Despite reasonably glitzy graphics and sound, the first batch of games – coming in at well under 100 megabits – were a little underwhelming in terms of long-term playability. Magician Lord was one of the more promising titles: a frustratingly difficult platformer that nevertheless delivered plenty of novel power-ups and magical zapping – like the weird older brother of Ghosts ‘n’ Goblins.
Magician Lord faces up to another boss
Sports titles such as Baseball Stars Professional and Top Player’s Golf were OK – and certainly good fun in multi-player – but looking back on them now, it’s as though game designers hadn’t really discovered how to harness the Neo’s true powers just yet.
Come 1991, it was the success of arcade rival Capcom’s infamous Streetfighter 2 that spurred SNK on to produce a range of copycat titles that would form the basis for several long running hits. While none would topple Capcom’s supreme fighter, these were attention grabbing, audience-pleasing titles, and such dynamic ninja fisticuffs soon gave the Neo its faithful followers.

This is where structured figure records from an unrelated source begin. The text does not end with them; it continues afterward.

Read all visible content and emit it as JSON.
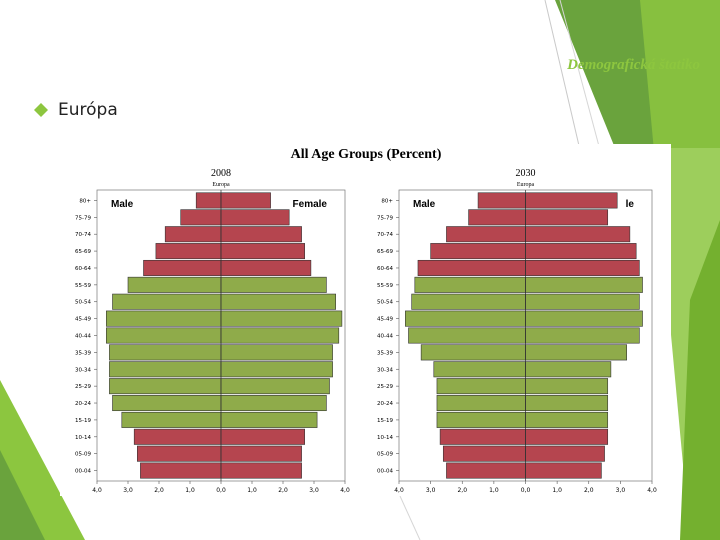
{
  "slide": {
    "title": "Demografická štatiko",
    "bullet": "Európa",
    "accent_color": "#8dc63f",
    "bullet_icon": "diamond-bullet-icon"
  },
  "chart_data": {
    "type": "bar",
    "title": "All Age Groups (Percent)",
    "age_groups": [
      "80+",
      "75-79",
      "70-74",
      "65-69",
      "60-64",
      "55-59",
      "50-54",
      "45-49",
      "40-44",
      "35-39",
      "30-34",
      "25-29",
      "20-24",
      "15-19",
      "10-14",
      "05-09",
      "00-04"
    ],
    "x_ticks": [
      "4,0",
      "3,0",
      "2,0",
      "1,0",
      "0,0",
      "1,0",
      "2,0",
      "3,0",
      "4,0"
    ],
    "xlim": [
      -4,
      4
    ],
    "colors": {
      "older": "#b5454f",
      "working": "#8fab4a",
      "young": "#b5454f"
    },
    "pyramids": [
      {
        "year": "2008",
        "region": "Europa",
        "male_label": "Male",
        "female_label": "Female",
        "male": [
          0.8,
          1.3,
          1.8,
          2.1,
          2.5,
          3.0,
          3.5,
          3.7,
          3.7,
          3.6,
          3.6,
          3.6,
          3.5,
          3.2,
          2.8,
          2.7,
          2.6
        ],
        "female": [
          1.6,
          2.2,
          2.6,
          2.7,
          2.9,
          3.4,
          3.7,
          3.9,
          3.8,
          3.6,
          3.6,
          3.5,
          3.4,
          3.1,
          2.7,
          2.6,
          2.6
        ]
      },
      {
        "year": "2030",
        "region": "Europa",
        "male_label": "Male",
        "female_label": "le",
        "male": [
          1.5,
          1.8,
          2.5,
          3.0,
          3.4,
          3.5,
          3.6,
          3.8,
          3.7,
          3.3,
          2.9,
          2.8,
          2.8,
          2.8,
          2.7,
          2.6,
          2.5
        ],
        "female": [
          2.9,
          2.6,
          3.3,
          3.5,
          3.6,
          3.7,
          3.6,
          3.7,
          3.6,
          3.2,
          2.7,
          2.6,
          2.6,
          2.6,
          2.6,
          2.5,
          2.4
        ]
      }
    ]
  }
}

Baseball Stars Professional in-game action
One of the first was Fatal Fury, initially providing the choice of just three characters with which to take on a range of enemies in one-on-one battle across the globe. While clearly derivative of SF2, and not such a refined experience, it was nevertheless packed with colourful animation, joystick waggling excitement and special moves. Numerous sequels and revisions would appear over the coming years.
Art of Fighting took the same principles and dressed them up with Van Damme-like smooth criminals. The bruises on the faces of characters as they became ever more pulverised provided an unsavoury hint of realism that was popular with fans, and special moves were something quite spectacular. Decking an opponent with the 1000-kick move of protagonist Robert Garcia was always a satisfying moment.
Fatal Fury throws a whirlwind
1993’s Samurai Shodown took a more original slant on the format, bringing historical sword fighting so furious that blood death sequences ended up censored in certain home versions. The fast pace lent a mania to proceedings as characters rushed to slash each other to shreds.
There were some great touches like the button bashing lock-ups when characters clashed swords, sometimes losing weapons mid-battle and death coming in a flash. The game must have broken records for character size too: oversized, chain-wielding Earthquake was scaled and zoomed onto screen – and almost didn’t fit.
Art of Fighting featured a story... of sorts
Later hits included the King of Fighters series, The Last Blade and Garou: Mark of the Wolves – as SNK honed and perfected 2D fighting games to the nth degree. There has never been – and probably never will be – such a huge selection of the ever-popular game category on any platform.